ON BEHALF OF THE BOARD

___Nader Vatanchi___
CEO & Director

For more information on Musk Metals, please contact:

Phone: 604-717-6605
Corporate e-mail: [email protected]
Website: www.muskmetals.ca
Corporate Address: 2905 ? 700 West Georgia Street, Vancouver, BC, V7Y 1C6

FORWARD-LOOKING STATEMENTS

This news release contains forward-looking statements. All statements, other than statements of historical fact that address activities, events or developments that the Company believes, expects or anticipates will or may occur in the future are forward-looking statements. Forward-looking statements in this news release include, but are not limited to, statements regarding the intended use of proceeds of the Offering and other matters regarding the business plans of the Company.
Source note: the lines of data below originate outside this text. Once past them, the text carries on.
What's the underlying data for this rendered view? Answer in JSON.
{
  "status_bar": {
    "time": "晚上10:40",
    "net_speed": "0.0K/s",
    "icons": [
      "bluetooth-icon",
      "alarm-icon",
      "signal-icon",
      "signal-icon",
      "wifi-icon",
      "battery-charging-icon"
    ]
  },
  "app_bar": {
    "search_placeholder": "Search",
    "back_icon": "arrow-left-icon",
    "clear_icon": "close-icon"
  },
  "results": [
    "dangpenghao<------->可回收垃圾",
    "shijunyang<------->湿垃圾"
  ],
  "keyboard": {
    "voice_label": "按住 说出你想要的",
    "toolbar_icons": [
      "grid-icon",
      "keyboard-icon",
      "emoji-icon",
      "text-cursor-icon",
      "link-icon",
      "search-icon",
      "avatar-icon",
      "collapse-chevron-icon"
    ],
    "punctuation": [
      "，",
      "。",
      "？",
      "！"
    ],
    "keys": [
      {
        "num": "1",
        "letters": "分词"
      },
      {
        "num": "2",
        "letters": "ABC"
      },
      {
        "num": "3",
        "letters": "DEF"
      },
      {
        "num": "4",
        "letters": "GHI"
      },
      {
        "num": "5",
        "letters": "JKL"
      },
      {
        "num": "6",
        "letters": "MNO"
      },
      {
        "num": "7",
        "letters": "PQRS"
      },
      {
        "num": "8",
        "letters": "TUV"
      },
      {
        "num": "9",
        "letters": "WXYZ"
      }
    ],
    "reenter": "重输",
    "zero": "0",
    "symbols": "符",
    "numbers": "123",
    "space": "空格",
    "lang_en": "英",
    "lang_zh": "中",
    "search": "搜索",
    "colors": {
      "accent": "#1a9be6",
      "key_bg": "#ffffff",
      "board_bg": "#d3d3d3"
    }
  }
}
The forward-looking statements reflect management's current expectations based on information currently available and are subject to a number of risks and uncertainties that may cause outcomes to differ materially from those discussed in the forward-looking statements including: that the Company may use the proceeds of the Offering for purposes other than those disclosed in this news release; adverse market conditions; and other factors beyond the control of the Company. Although the Company believes that the assumptions inherent in the forward-looking statements are reasonable, forward-looking statements are not guarantees of future performance and, accordingly, undue reliance should not be put on such statements due to their inherent uncertainty. Factors that could cause actual results or events to differ materially from current expectations include general market conditions and other factors beyond the control of the Company. The Company expressly disclaims any intention or obligation to update or revise any forward-looking statements whether as a result of new information, future events or otherwise, except as required by applicable law.

The Canadian Securities Exchange (operated by CNSX Markets Inc.) has neither approved nor disapproved of the contents of this press release.